The paper tackled the problem of generating high-dynamic-range (HDR) images from existing low-dynamic-range (LDR) pretrained diffusion models without retraining from scratch, by adapting them in a perceptually uniform space, resulting in improved perceptual fidelity, text-image alignment, and effective dynamic range compared to previous methods.
High-dynamic-range (HDR) formats and displays are becoming increasingly prevalent, yet state-of-the-art image generators (e.g., Stable Diffusion and FLUX) typically remain limited to low-dynamic-range (LDR) output due to the lack of large-scale HDR training data. In this work, we show that existing pretrained diffusion models can be easily adapted to HDR generation without retraining from scratch.

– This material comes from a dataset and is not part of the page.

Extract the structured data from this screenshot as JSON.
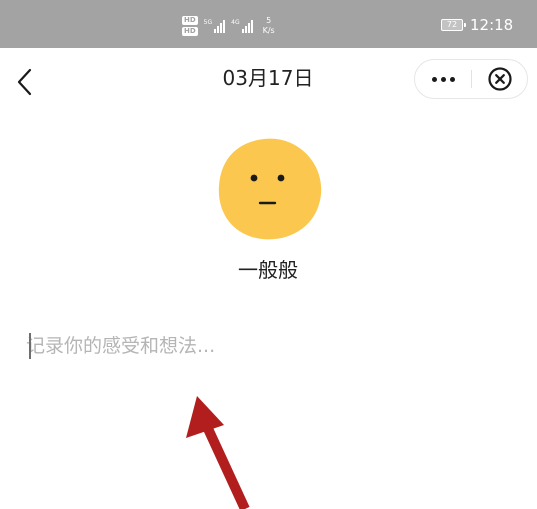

A key challenge is that HDR images are natively represented in linear RGB, whose intensity and color statistics differ substantially from those of sRGB-encoded LDR images. This gap, however, can be effectively bridged by converting HDR inputs into perceptually uniform encodings (e.g., using PU21 or PQ). Empirically, we find that LDR-pretrained variational autoencoders (VAEs) reconstruct PU21-encoded HDR inputs with fidelity comparable to LDR data, whereas linear RGB inputs cause severe degradations. Motivated by this finding, we describe an efficient adaptation strategy that freezes the VAE and finetunes only the denoiser via low-rank adaptation in a perceptually uniform space. This results in a unified computational method that supports both text-to-HDR synthesis and single-image RAW-to-HDR reconstruction. Experiments demonstrate that our perceptually encoded adaptation consistently improves perceptual fidelity, text-image alignment, and effective dynamic range, relative to previous techniques.